NCVO restructure puts more than 40 per cent of staff at risk

The umbrella body says it anticipates a deficit totalling almost £4m over the next three financial years because of the pandemic

More than 40 per cent of staff at the National Council for Voluntary Organisations are at risk of redundancy because of a restructure caused by Covid-19.

The umbrella body said today that 48 of its 107 staff were at risk as the umbrella body looked to reduce its headcount in a bid to tackle an estimated deficit of almost £4m over the next three financial years. 

The charity expects to reduce employee numbers to 85, a loss of 22 roles, but allowing for vacant posts it anticipates the restructure will mean 13 redundancies. 

The charity’s plans include reducing the size of its leadership team from three directors to two, while cutting its wider management team from 17 to nine.

It will also reduce the number of teams it operates from 13 to seven.

The NCVO said social distancing measures introduced because of the coronavirus pandemic would affect its venue hire, training and consultancy services. 

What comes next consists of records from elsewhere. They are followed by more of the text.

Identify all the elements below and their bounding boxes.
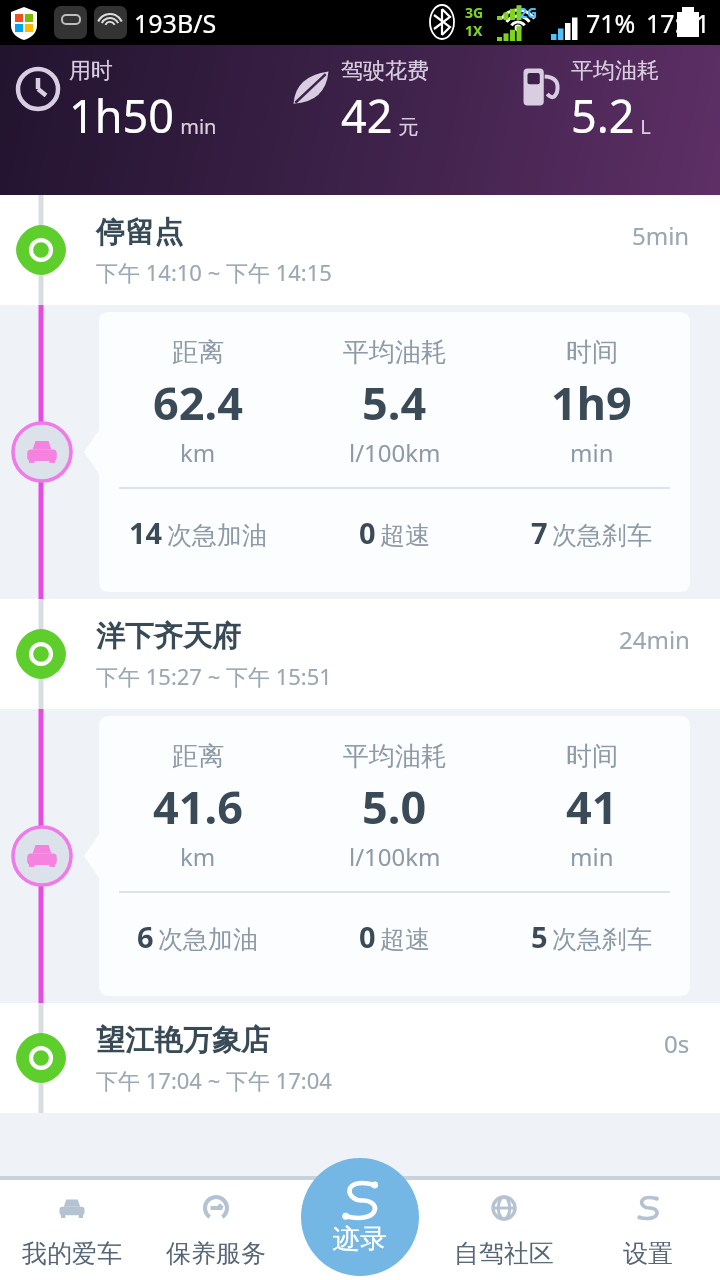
staticText: 71%	[586, 6, 636, 40]
staticText: 24min	[619, 623, 690, 656]
staticText: 时间	[566, 740, 618, 773]
staticText: min	[570, 436, 614, 469]
staticText: 元	[393, 113, 419, 140]
staticText: 望江艳万象店	[96, 1022, 270, 1059]
staticText: 2G	[519, 3, 538, 22]
staticText: 14	[129, 513, 163, 552]
staticText: 下午 17:04 ~ 下午 17:04	[96, 1065, 332, 1095]
staticText: 次急刹车	[552, 520, 652, 551]
staticText: 驾驶花费	[341, 57, 429, 85]
staticText: 平均油耗	[343, 336, 447, 369]
button[interactable]: 停留点	[0, 195, 720, 305]
button[interactable]: 距离	[99, 312, 690, 592]
staticText: 自驾社区	[454, 1238, 554, 1269]
staticText: 用时	[69, 57, 113, 85]
staticText: min	[175, 113, 217, 140]
staticText: 0	[359, 917, 376, 956]
staticText: 5	[531, 917, 548, 956]
staticText: 下午 14:10 ~ 下午 14:15	[96, 257, 332, 287]
staticText: 0	[359, 513, 376, 552]
staticText: 次急刹车	[552, 924, 652, 955]
staticText: 5.2	[571, 85, 635, 146]
staticText: 1h9	[551, 372, 632, 433]
button[interactable]: Community	[432, 1180, 576, 1280]
staticText: 距离	[172, 336, 224, 369]
staticText: 42	[341, 85, 393, 146]
staticText: L	[635, 113, 651, 140]
staticText: 6	[137, 917, 154, 956]
staticText: 迹录	[333, 1222, 387, 1256]
button[interactable]: Settings	[576, 1180, 720, 1280]
staticText: 5min	[632, 219, 690, 252]
staticText: 1h50	[69, 85, 175, 146]
staticText: km	[180, 840, 216, 873]
staticText: 3G	[465, 3, 484, 22]
staticText: 41.6	[153, 776, 243, 837]
staticText: 距离	[172, 740, 224, 773]
button[interactable]: 洋下齐天府	[0, 599, 720, 709]
staticText: 7	[531, 513, 548, 552]
staticText: 0s	[664, 1027, 690, 1060]
staticText: 次急加油	[158, 924, 258, 955]
staticText: 5.4	[362, 372, 427, 433]
button[interactable]: 距离	[99, 716, 690, 996]
staticText: 次急加油	[167, 520, 267, 551]
staticText: 停留点	[96, 214, 183, 251]
staticText: 时间	[566, 336, 618, 369]
staticText: 超速	[380, 520, 430, 551]
staticText: 平均油耗	[571, 57, 659, 85]
button[interactable]: Maintenance	[144, 1180, 288, 1280]
staticText: 5.0	[362, 776, 427, 837]
staticText: 超速	[380, 924, 430, 955]
button[interactable]: 迹录	[301, 1158, 419, 1276]
staticText: 193B/S	[134, 6, 217, 40]
staticText: 41	[566, 776, 618, 837]
staticText: l/100km	[349, 436, 441, 469]
staticText: 1X	[465, 21, 483, 40]
staticText: 我的爱车	[22, 1238, 122, 1269]
staticText: 保养服务	[166, 1238, 266, 1269]
staticText: l/100km	[349, 840, 441, 873]
button[interactable]: 望江艳万象店	[0, 1003, 720, 1113]
button[interactable]: My car	[0, 1180, 144, 1280]
staticText: 平均油耗	[343, 740, 447, 773]
staticText: km	[180, 436, 216, 469]
staticText: 62.4	[153, 372, 243, 433]
staticText: 下午 15:27 ~ 下午 15:51	[96, 661, 332, 691]
staticText: min	[570, 840, 614, 873]
staticText: 洋下齐天府	[96, 618, 241, 655]
staticText: 设置	[623, 1238, 673, 1269]
staticText: 17:21	[646, 6, 710, 40]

"We expect it will take several years to build back income to pre-Covid levels," the NCVO said in a statement. 

"Our proposals address an anticipated deficit of £1.3m in each of the next three financial years."

As part of its strategic review, the NCVO said it would create a new “people, governance and culture” team to help deliver its new approach and its wider equity, diversity and inclusion action plan.

In addition, the body said it would continue investment in its digital and technology capacity to boost online services, networks and information for members. 

Karl Wilding, chief executive of the NCVO said: “Like many other organisations right now, we are delivering more, but facing the reality of having to do this with less money and fewer staff. 

“Our plans have been informed by a year-long strategic engagement process and I’m confident that we are proposing a structure that will enable NCVO to support its members and wider voluntary sector long into the future.”

Wilding expressed his sorrow towards those members of the team who would lose their jobs, but said the new strategy would allow the charity to develop new ways of working.

“We need to structure ourselves to focus on where we can make the most impact for charities and volunteering,” he said. 

“We must marshal our resources better than ever to support the people and organisations out there who every day make such a difference to communities,” he said.

Proposals for the restructure are subject to a 30-day consultation with staff and representatives from the NCVO’s recognised union Unite. 

Final decisions on the new structure are expected in December.